841D.01/220: Telegram
The Minister in Ireland (Gray) to the Secretary of State
[Received 6:52 p.m.]
150. Supplementing my number 141, dated November 9, noon. I gather the impression from confidential sources that there has been no real misunderstanding of our attitude toward partition in London nor apprehension of United States misconception as to Irish Sovereignty versus the Crown but there have been misgivings as to whether the result which we hope to obtain from the note in question will in fact be obtained. There is a fear that by acceptance of this very friendly note or by adroit avoidance of the issue de Valera will gain a standing with us which would defeat the British hope of impairing his prestige by their present policy of forbearance and supply and maneuver us into the position of backing up his claim for the coercion of Ulster.
They would be more inclined to accept this approach, considered as a first step to the desired end, if it were disclosed what second step were contemplated.
They object to the draft which I prepared for two opposed reasons. Though admitting that it was framed on the theory of certain non-acceptance, they fear that taking de Valera publicly to task might have the unexpected effect of exciting sympathy for him in America and exciting a keener resentment against him in England which they [Page 163] deem undesirable at present for internal political reasons. They do not want their hands forced on Irish policy.
They also fear that the generous invitation to him to share in our victory might tempt him to accept.

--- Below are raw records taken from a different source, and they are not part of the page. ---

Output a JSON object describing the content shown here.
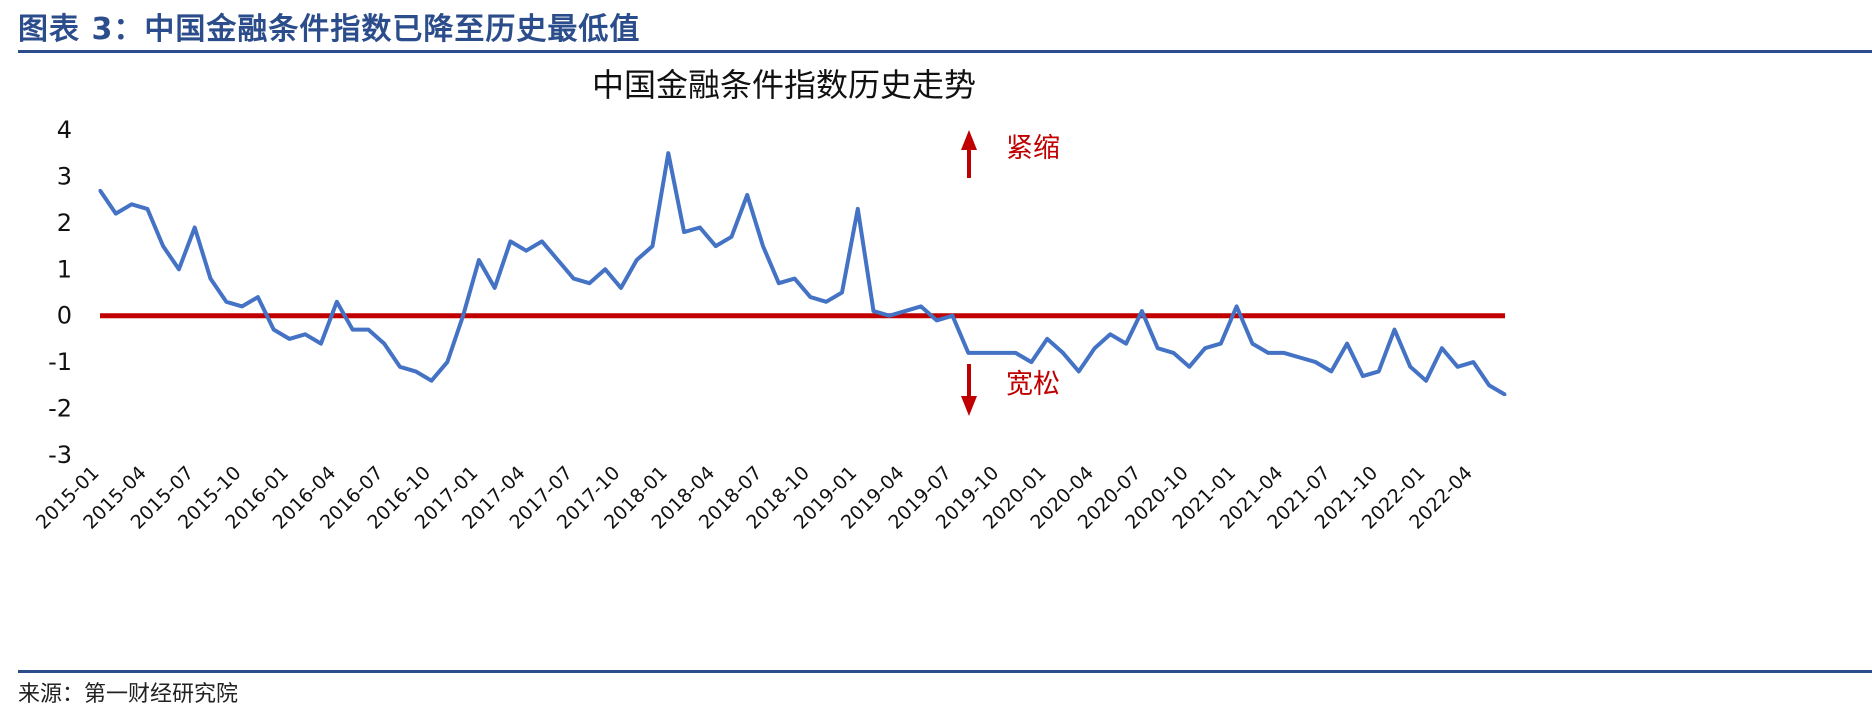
{
  "figure": {
    "label": "图表 3：中国金融条件指数已降至历史最低值",
    "source": "来源：第一财经研究院"
  },
  "colors": {
    "series": "#4472c4",
    "zero_line": "#c00000",
    "annotation": "#c00000",
    "rule": "#2c4d8c"
  },
  "chart_data": {
    "type": "line",
    "title": "中国金融条件指数历史走势",
    "xlabel": "",
    "ylabel": "",
    "ylim": [
      -3,
      4
    ],
    "yticks": [
      4,
      3,
      2,
      1,
      0,
      -1,
      -2,
      -3
    ],
    "xticks": [
      "2015-01",
      "2015-04",
      "2015-07",
      "2015-10",
      "2016-01",
      "2016-04",
      "2016-07",
      "2016-10",
      "2017-01",
      "2017-04",
      "2017-07",
      "2017-10",
      "2018-01",
      "2018-04",
      "2018-07",
      "2018-10",
      "2019-01",
      "2019-04",
      "2019-07",
      "2019-10",
      "2020-01",
      "2020-04",
      "2020-07",
      "2020-10",
      "2021-01",
      "2021-04",
      "2021-07",
      "2021-10",
      "2022-01",
      "2022-04"
    ],
    "grid": false,
    "legend": "none",
    "reference_line": {
      "y": 0
    },
    "annotations": {
      "tight": "紧缩",
      "loose": "宽松"
    },
    "series": [
      {
        "x": [
          "2015-01",
          "2015-02",
          "2015-03",
          "2015-04",
          "2015-05",
          "2015-06",
          "2015-07",
          "2015-08",
          "2015-09",
          "2015-10",
          "2015-11",
          "2015-12",
          "2016-01",
          "2016-02",
          "2016-03",
          "2016-04",
          "2016-05",
          "2016-06",
          "2016-07",
          "2016-08",
          "2016-09",
          "2016-10",
          "2016-11",
          "2016-12",
          "2017-01",
          "2017-02",
          "2017-03",
          "2017-04",
          "2017-05",
          "2017-06",
          "2017-07",
          "2017-08",
          "2017-09",
          "2017-10",
          "2017-11",
          "2017-12",
          "2018-01",
          "2018-02",
          "2018-03",
          "2018-04",
          "2018-05",
          "2018-06",
          "2018-07",
          "2018-08",
          "2018-09",
          "2018-10",
          "2018-11",
          "2018-12",
          "2019-01",
          "2019-02",
          "2019-03",
          "2019-04",
          "2019-05",
          "2019-06",
          "2019-07",
          "2019-08",
          "2019-09",
          "2019-10",
          "2019-11",
          "2019-12",
          "2020-01",
          "2020-02",
          "2020-03",
          "2020-04",
          "2020-05",
          "2020-06",
          "2020-07",
          "2020-08",
          "2020-09",
          "2020-10",
          "2020-11",
          "2020-12",
          "2021-01",
          "2021-02",
          "2021-03",
          "2021-04",
          "2021-05",
          "2021-06",
          "2021-07",
          "2021-08",
          "2021-09",
          "2021-10",
          "2021-11",
          "2021-12",
          "2022-01",
          "2022-02",
          "2022-03",
          "2022-04",
          "2022-05",
          "2022-06"
        ],
        "values": [
          2.7,
          2.2,
          2.4,
          2.3,
          1.5,
          1.0,
          1.9,
          0.8,
          0.3,
          0.2,
          0.4,
          -0.3,
          -0.5,
          -0.4,
          -0.6,
          0.3,
          -0.3,
          -0.3,
          -0.6,
          -1.1,
          -1.2,
          -1.4,
          -1.0,
          0.0,
          1.2,
          0.6,
          1.6,
          1.4,
          1.6,
          1.2,
          0.8,
          0.7,
          1.0,
          0.6,
          1.2,
          1.5,
          3.5,
          1.8,
          1.9,
          1.5,
          1.7,
          2.6,
          1.5,
          0.7,
          0.8,
          0.4,
          0.3,
          0.5,
          2.3,
          0.1,
          0.0,
          0.1,
          0.2,
          -0.1,
          0.0,
          -0.8,
          -0.8,
          -0.8,
          -0.8,
          -1.0,
          -0.5,
          -0.8,
          -1.2,
          -0.7,
          -0.4,
          -0.6,
          0.1,
          -0.7,
          -0.8,
          -1.1,
          -0.7,
          -0.6,
          0.2,
          -0.6,
          -0.8,
          -0.8,
          -0.9,
          -1.0,
          -1.2,
          -0.6,
          -1.3,
          -1.2,
          -0.3,
          -1.1,
          -1.4,
          -0.7,
          -1.1,
          -1.0,
          -1.5,
          -1.7
        ]
      }
    ]
  }
}
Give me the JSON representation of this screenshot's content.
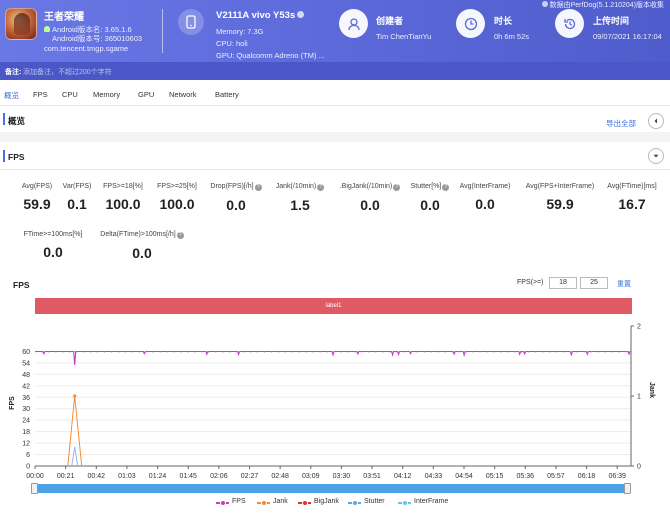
{
  "header": {
    "app_name": "王者荣耀",
    "android_version": "Android版本名: 3.65.1.6",
    "android_code": "Android版本号: 365010603",
    "package": "com.tencent.tmgp.sgame",
    "device_title": "V2111A vivo Y53s",
    "memory": "Memory: 7.3G",
    "cpu": "CPU: holi",
    "gpu": "GPU: Qualcomm Adreno (TM) ...",
    "creator_label": "创建者",
    "creator_value": "Tim ChenTianYu",
    "duration_label": "时长",
    "duration_value": "0h 6m 52s",
    "upload_label": "上传时间",
    "upload_value": "09/07/2021 16:17:04",
    "perfdog_note": "数据由PerfDog(5.1.210204)版本收集"
  },
  "remark": {
    "label": "备注:",
    "placeholder": "添加备注，不超过200个字符"
  },
  "tabs": [
    "概览",
    "FPS",
    "CPU",
    "Memory",
    "GPU",
    "Network",
    "Battery"
  ],
  "overview": {
    "title": "概览",
    "export_label": "导出全部"
  },
  "fps_section": {
    "title": "FPS"
  },
  "metrics": [
    {
      "label": "Avg(FPS)",
      "value": "59.9",
      "help": false
    },
    {
      "label": "Var(FPS)",
      "value": "0.1",
      "help": false
    },
    {
      "label": "FPS>=18[%]",
      "value": "100.0",
      "help": false
    },
    {
      "label": "FPS>=25[%]",
      "value": "100.0",
      "help": false
    },
    {
      "label": "Drop(FPS)[/h]",
      "value": "0.0",
      "help": true
    },
    {
      "label": "Jank(/10min)",
      "value": "1.5",
      "help": true
    },
    {
      "label": ".BigJank(/10min)",
      "value": "0.0",
      "help": true
    },
    {
      "label": "Stutter[%]",
      "value": "0.0",
      "help": true
    },
    {
      "label": "Avg(InterFrame)",
      "value": "0.0",
      "help": false
    },
    {
      "label": "Avg(FPS+InterFrame)",
      "value": "59.9",
      "help": false
    },
    {
      "label": "Avg(FTime)[ms]",
      "value": "16.7",
      "help": false
    },
    {
      "label": "FTime>=100ms[%]",
      "value": "0.0",
      "help": false
    },
    {
      "label": "Delta(FTime)>100ms[/h]",
      "value": "0.0",
      "help": true
    }
  ],
  "chart_controls": {
    "title": "FPS",
    "fps_ge_label": "FPS(>=)",
    "threshold_1": "18",
    "threshold_2": "25",
    "reset_label": "重置",
    "label_band": "label1"
  },
  "chart_data": {
    "type": "line",
    "title": "FPS",
    "ylabel": "FPS",
    "y2label": "Jank",
    "ylim": [
      0,
      66
    ],
    "y2lim": [
      0,
      2
    ],
    "yticks": [
      0,
      6,
      12,
      18,
      24,
      30,
      36,
      42,
      48,
      54,
      60
    ],
    "y2ticks": [
      0,
      1,
      2
    ],
    "x_ticks": [
      "00:00",
      "00:21",
      "00:42",
      "01:03",
      "01:24",
      "01:45",
      "02:06",
      "02:27",
      "02:48",
      "03:09",
      "03:30",
      "03:51",
      "04:12",
      "04:33",
      "04:54",
      "05:15",
      "05:36",
      "05:57",
      "06:18",
      "06:39"
    ],
    "x_range_seconds": [
      0,
      412
    ],
    "series": [
      {
        "name": "FPS",
        "color": "#c23fc0",
        "baseline": 60,
        "dips": [
          [
            40,
            53
          ],
          [
            9,
            58.8
          ],
          [
            110,
            58.8
          ],
          [
            173,
            58.5
          ],
          [
            205,
            58.4
          ],
          [
            300,
            58.3
          ],
          [
            325,
            58.7
          ],
          [
            360,
            58.2
          ],
          [
            366,
            58.4
          ],
          [
            378,
            58.8
          ],
          [
            422,
            58.6
          ],
          [
            432,
            58.1
          ],
          [
            488,
            58.5
          ],
          [
            493,
            58.7
          ],
          [
            540,
            58.3
          ],
          [
            556,
            58.5
          ],
          [
            598,
            58.6
          ]
        ]
      },
      {
        "name": "Jank",
        "color": "#f28c3c",
        "points": [
          [
            33,
            0
          ],
          [
            40,
            1
          ],
          [
            47,
            0
          ]
        ]
      },
      {
        "name": "BigJank",
        "color": "#e0312e",
        "points": []
      },
      {
        "name": "Stutter",
        "color": "#5aa7e8",
        "points": []
      },
      {
        "name": "InterFrame",
        "color": "#69c3ef",
        "points": []
      }
    ],
    "legend_position": "bottom"
  },
  "legend": [
    "FPS",
    "Jank",
    "BigJank",
    "Stutter",
    "InterFrame"
  ],
  "colors": {
    "accent": "#3d6fd8",
    "header": "#5b68d8",
    "label_band": "#e05a63",
    "scrollbar": "#4aa3e6"
  }
}
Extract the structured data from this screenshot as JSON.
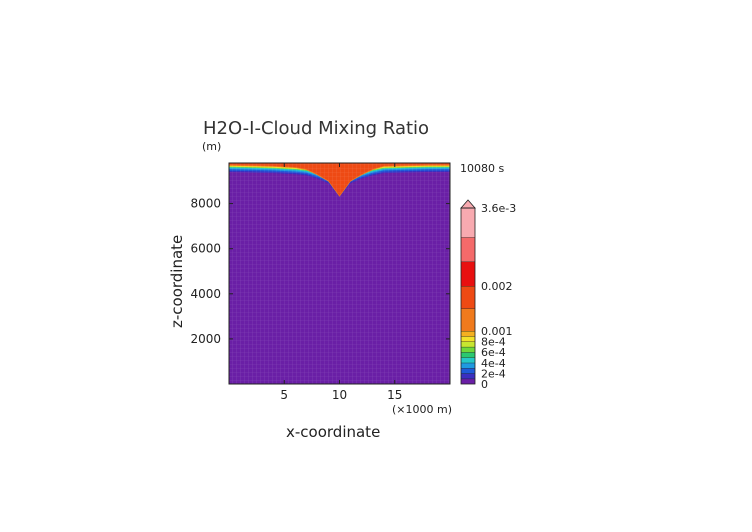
{
  "chart_data": {
    "type": "heatmap",
    "title": "H2O-I-Cloud Mixing Ratio",
    "y_unit": "(m)",
    "xlabel": "x-coordinate",
    "ylabel": "z-coordinate",
    "x_unit": "(×1000 m)",
    "time_label": "10080 s",
    "xlim": [
      0,
      20
    ],
    "ylim": [
      0,
      9800
    ],
    "x_ticks": [
      5,
      10,
      15
    ],
    "y_ticks": [
      2000,
      4000,
      6000,
      8000
    ],
    "cloud_base_profile": {
      "x": [
        0,
        2,
        4,
        6,
        7,
        8,
        9,
        9.5,
        10,
        10.5,
        11,
        12,
        13,
        14,
        16,
        18,
        20
      ],
      "z": [
        9400,
        9380,
        9350,
        9300,
        9250,
        9100,
        8900,
        8600,
        8300,
        8600,
        8900,
        9100,
        9250,
        9350,
        9380,
        9400,
        9400
      ]
    },
    "cloud_top": 9800,
    "colorbar": {
      "levels": [
        0,
        0.0001,
        0.0002,
        0.0003,
        0.0004,
        0.0005,
        0.0006,
        0.0007,
        0.0008,
        0.0009,
        0.001,
        0.0015,
        0.002,
        0.0025,
        0.003,
        0.0036
      ],
      "colors": [
        "#6a1fa6",
        "#3a2fc0",
        "#1e5ad8",
        "#1f9ae0",
        "#25c8c8",
        "#2ac870",
        "#6fd83a",
        "#c8e630",
        "#f2e12a",
        "#f4b020",
        "#f07a1c",
        "#ee4a14",
        "#e81010",
        "#f46a6a",
        "#f8aab0"
      ],
      "tick_labels": [
        {
          "value": 0,
          "label": "0"
        },
        {
          "value": 0.0002,
          "label": "2e-4"
        },
        {
          "value": 0.0004,
          "label": "4e-4"
        },
        {
          "value": 0.0006,
          "label": "6e-4"
        },
        {
          "value": 0.0008,
          "label": "8e-4"
        },
        {
          "value": 0.001,
          "label": "0.001"
        },
        {
          "value": 0.002,
          "label": "0.002"
        },
        {
          "value": 0.0036,
          "label": "3.6e-3"
        }
      ],
      "extend": "max"
    }
  }
}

I think that there is no doubt, however, that we both want to find! the best way to defend ourselves against attack by de Valera on Anglo-American understanding in the post-war period. The major differences between us appear to be as follows: (1) Since the British have got along thus far without help from Eire they do not wish to accept it now with its post-war implications. We, on the other hand, still feel it possible that we might find the ports useful for invasion assembly bases and air fields desirable for air cover. If acceptance unexpectedly did ensue and cooperative assistance were given even at this late date, it would seem to work for a long range conciliation between Eire and Britain which all Liberals should welcome. But as this is properly a British rather than an American concern we are not in a position to urge our view. (2) Britain feels that their generosity toward Eire establishes her record and would prefer to wait till the war ends before taking action. On the other hand if we do not get de Valera on the record as jeopardizing our war effort though entirely dependent on the United Nations for security and supply while the war lasts we should not be in a strong position. Might it not be possible, in conference, to work out our respective policies without prejudice to either side?
The foregoing for the Secretary is confidential.